Ene 10, 2018 | 0 Comentarios

Roberto Baggio fue tanto un jugador como un ser humano imprevisible. Contradictorio, anárquico y lleno de talento. Fue un verso suelto, una especie de media punta ajeno al rigor defensivo en un fútbol ligado a la táctica y la estrategia donde defender más que una obligación, era una religión. Alguien empeñado en cultivar la poesía en un medio de un torrente de prosistas entrenados para ejecutar de la manera más eficaz las órdenes de los generales del banquillo. Un hombre ajeno a la sociedad del espectáculo que apenas se aprovechó de la situación de privilegio que le tocó vivir. Por ejemplo, cuando era un joven apolíneo que hacía suspirar a miles de italianas -Madonna a la cabeza-, se mantuvo unido a su novia de siempre. Y tras firmar el más grande traspaso de la historia con la Juventus, fue noticia no por los vehículos que adquirió sino porque confesó ser budista. Algo en su momento, bastante peculiar.

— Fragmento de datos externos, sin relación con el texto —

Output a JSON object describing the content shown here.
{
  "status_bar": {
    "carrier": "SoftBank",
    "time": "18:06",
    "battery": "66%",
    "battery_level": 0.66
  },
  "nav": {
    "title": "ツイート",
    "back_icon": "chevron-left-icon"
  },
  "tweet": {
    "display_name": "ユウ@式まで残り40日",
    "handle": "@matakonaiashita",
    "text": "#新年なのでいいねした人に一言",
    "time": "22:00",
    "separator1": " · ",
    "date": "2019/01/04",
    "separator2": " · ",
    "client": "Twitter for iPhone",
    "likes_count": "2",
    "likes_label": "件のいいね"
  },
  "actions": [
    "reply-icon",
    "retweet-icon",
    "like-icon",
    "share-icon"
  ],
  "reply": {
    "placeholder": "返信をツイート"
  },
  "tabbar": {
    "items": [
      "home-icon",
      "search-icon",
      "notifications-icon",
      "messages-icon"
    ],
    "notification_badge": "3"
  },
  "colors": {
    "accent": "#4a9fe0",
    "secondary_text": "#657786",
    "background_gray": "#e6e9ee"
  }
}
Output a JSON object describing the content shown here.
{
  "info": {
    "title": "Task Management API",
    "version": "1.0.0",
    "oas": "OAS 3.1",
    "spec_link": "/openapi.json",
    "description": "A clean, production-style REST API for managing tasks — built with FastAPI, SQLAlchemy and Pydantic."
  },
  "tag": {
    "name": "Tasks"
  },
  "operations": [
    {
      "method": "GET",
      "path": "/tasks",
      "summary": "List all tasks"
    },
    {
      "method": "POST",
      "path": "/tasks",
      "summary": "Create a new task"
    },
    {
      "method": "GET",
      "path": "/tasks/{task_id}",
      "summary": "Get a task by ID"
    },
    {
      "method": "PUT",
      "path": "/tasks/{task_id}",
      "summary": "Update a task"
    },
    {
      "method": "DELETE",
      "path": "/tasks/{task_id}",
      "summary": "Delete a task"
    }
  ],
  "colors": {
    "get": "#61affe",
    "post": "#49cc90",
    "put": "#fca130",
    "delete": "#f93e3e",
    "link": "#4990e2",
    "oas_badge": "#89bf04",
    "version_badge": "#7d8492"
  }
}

Más aún, teniendo en cuenta que había nacido en un país latino, Italia, donde la inmensa mayoría de sus habitantes profesan el culto católico y llevan en su chaquetera una estampita de la Virgen con la misma naturalidad con que comen spaguettis y visten a la moda.

Ciertamente, Roberto era inclasificable y cuando, lentamente, el público comenzó a  relacionar su aspecto templado y su carácter introvertido con su amor por las filosofías orientales, reveló sin ningún complejo que era muy aficionado a la caza. Un capricho que justificó haciendo alusión al inevitable ciclo de la vida y la muerte. Y por otra parte, ya retirado, declaró estar totalmente desconectado de la liga italiana pero en cambio, seguir con absoluta pasión cualquier partido de Boca Juniors. Afición por otra parte comprensible dado que adquirió unos terrenos en la Pampa donde poder dedicarse a cazar lejos del mundanal ruido.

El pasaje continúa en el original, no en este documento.